エルザが敢えて含みを持たせた問いに、回りくどいことを嫌う性質のフレイアは直接的に答えた。

すっかり領内に呼び名が定着した「ピーシーズ」とは、ピーシス家当主フィオレ直属の側近たちの愛称で、ルナリアの最側近であるフィオレ直属部隊としてウォーレス家当主ルナリアの側近も兼ねている。

アスクレーとはフレイアの義妹ミリアの次男で、フィオレの許婚と定められたことは領内の誰もが知っている。

異国人であるフィオレが元当主マルキオの実子であるミリアの次男と結ばれることで、ピーシス家のウォーレス血統は受け継がれると領民たちは安心している。

そのアスクレーの側近となる騎士候補をフィオレが鍛える?

第三王女殿下の護衛部隊を急募していたこともジアンから聞いている。

なるほど。フレイアの言う通り、フィオレたちの目的は部下たちに血を飲ませることのようだ。

ピーシス領の少年少女たちは、立ち直ったジアンがレティアから戻って即座に召集して、性根を叩き直していたので、引き続きフィオレが鍛えるなら良い経験を得られることだろう。

有象無象が 蔓延(はびこ) る王宮の思惑を排してピーシス騎士が王家の護衛を引き受けるなど、大丈夫なのかと案じていたが、フィオレは本気で取り組んで居るらしい。

それにしても、「出荷」か。

「それで採掘場ですか。
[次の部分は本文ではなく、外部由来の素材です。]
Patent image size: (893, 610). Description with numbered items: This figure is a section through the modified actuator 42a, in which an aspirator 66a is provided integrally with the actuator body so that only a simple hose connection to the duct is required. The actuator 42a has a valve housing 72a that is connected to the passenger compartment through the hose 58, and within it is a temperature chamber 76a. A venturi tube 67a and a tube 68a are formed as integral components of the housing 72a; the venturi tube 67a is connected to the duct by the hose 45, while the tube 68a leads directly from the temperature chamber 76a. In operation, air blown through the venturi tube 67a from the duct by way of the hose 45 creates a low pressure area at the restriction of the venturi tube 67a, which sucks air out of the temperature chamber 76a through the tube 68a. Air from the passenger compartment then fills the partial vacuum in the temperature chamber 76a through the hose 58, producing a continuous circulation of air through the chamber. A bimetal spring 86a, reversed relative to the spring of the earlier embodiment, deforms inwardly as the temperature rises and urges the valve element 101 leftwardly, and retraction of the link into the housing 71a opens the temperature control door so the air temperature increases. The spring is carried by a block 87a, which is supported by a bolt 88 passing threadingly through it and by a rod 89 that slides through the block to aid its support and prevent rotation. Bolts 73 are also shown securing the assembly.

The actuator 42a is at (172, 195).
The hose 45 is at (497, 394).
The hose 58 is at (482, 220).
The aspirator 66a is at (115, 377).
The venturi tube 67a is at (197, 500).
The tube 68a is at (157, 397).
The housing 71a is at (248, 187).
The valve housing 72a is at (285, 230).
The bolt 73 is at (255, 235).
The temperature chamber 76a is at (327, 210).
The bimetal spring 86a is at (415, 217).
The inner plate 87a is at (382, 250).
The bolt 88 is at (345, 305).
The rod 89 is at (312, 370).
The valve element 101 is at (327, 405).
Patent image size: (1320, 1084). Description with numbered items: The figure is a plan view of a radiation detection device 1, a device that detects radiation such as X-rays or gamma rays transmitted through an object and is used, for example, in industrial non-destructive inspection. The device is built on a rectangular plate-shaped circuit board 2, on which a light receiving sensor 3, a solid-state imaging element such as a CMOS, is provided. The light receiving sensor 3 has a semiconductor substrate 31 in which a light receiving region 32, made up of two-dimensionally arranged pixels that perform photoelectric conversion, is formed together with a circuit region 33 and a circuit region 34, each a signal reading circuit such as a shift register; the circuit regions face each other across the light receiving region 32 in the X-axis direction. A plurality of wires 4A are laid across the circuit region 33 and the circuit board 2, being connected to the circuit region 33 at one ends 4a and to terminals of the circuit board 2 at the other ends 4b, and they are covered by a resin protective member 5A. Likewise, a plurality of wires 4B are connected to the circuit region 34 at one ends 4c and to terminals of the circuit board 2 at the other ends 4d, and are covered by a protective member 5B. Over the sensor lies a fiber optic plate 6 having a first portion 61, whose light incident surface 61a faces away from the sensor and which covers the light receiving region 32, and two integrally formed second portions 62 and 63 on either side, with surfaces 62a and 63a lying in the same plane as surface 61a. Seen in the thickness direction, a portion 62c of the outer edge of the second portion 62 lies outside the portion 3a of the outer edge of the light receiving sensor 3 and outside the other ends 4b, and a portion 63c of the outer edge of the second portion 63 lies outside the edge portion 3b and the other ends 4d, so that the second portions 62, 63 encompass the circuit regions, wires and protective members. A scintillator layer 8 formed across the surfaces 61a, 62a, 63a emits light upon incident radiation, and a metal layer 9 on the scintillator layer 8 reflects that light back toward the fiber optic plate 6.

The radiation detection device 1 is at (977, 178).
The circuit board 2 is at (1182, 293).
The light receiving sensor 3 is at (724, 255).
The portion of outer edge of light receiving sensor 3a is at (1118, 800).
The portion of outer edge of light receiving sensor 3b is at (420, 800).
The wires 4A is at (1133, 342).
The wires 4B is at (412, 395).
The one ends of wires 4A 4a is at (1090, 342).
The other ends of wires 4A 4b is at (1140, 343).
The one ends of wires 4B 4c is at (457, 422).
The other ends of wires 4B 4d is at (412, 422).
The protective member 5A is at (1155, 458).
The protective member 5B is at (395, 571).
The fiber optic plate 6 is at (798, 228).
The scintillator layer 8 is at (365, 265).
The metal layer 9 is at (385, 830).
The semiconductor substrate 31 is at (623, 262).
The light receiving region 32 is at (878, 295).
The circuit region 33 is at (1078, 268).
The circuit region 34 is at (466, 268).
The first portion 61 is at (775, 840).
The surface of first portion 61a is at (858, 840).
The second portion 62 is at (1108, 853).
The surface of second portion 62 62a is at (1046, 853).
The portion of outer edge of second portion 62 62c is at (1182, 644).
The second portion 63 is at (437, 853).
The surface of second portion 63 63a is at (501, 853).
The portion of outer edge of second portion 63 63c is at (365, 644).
フレイア様もバイコーンを食肉扱いすることに、すっかり馴染んでいらっしゃるようですね」

「興味深いぞ? お前も採掘場へ通うようになれば慣れる」

冗談めかして投げ掛けた言葉に、ニヤリと笑みを浮かべたフレイアが返してきたのは、またしても意外な答えだった。

自然、エルザの首が傾ぐ。

「私も、ですか?」

「治癒魔法術師になることを承諾したんだろう?」

昔と変わらずフレイアが見せたイタズラ坊主のような笑みの意味は、これか。

諦めの心境で小さく溜息を吐く。

エゼリアたちだけでは飽き足らず、エルザも実験に付き合わされることは多々有った。

「騎士でなくても魔獣の血を飲まされるのですね・・・」

「騎士? ああ。オーリアから聞いたのか」

たった一つの言葉の端でフレイアは状況を察する。

社交の道へ進んでいてもフレイアはミリアに劣らぬ逸材となっただろうに。

フレイアが読み取ったように、魔獣の血を飲まされることをエルザの耳に入れたのはオーリアだ。

「ええ。フィオレ様にお仕えするようになって以降、あの子も見違えるように体内保有魔力量が増えた様子で」

「私も増えているんだが、信じられんか?」

「いえいえ。そういうわけでは」

ことの概要を聞いた限りでは機密情報として統制が掛けられそうなものなのに、フレイアの口振りからも情報を隠匿する意志は無いように感じられる。

何らかの思惑が有っての措置だろうと思索を巡らしながらも、エルザは自分の口元が緩んでいることを自覚する。

「何だ?」

「懐かしいですね。昔のフレイア様に、フィオレ様はよく似ていらっしゃいます」

目敏くエルザの表情を読み取ったフレイアに、エルザはからかいの暖かい目を向けた。

「そ、そうか?」

「夢中になると止まらなくなるところも、やり遂げてしまわれるところも」

ご祈祷の最中に、集中するあまり周囲の状況に気付いていなかったフィオレの様子は、少女時代のフレイアを強く思い出させるものだった。

照れくさそうに目を逸らすフレイアに、シェリアの側近としてフレイアの世話をしていた昔の気分にエルザは戻っていた。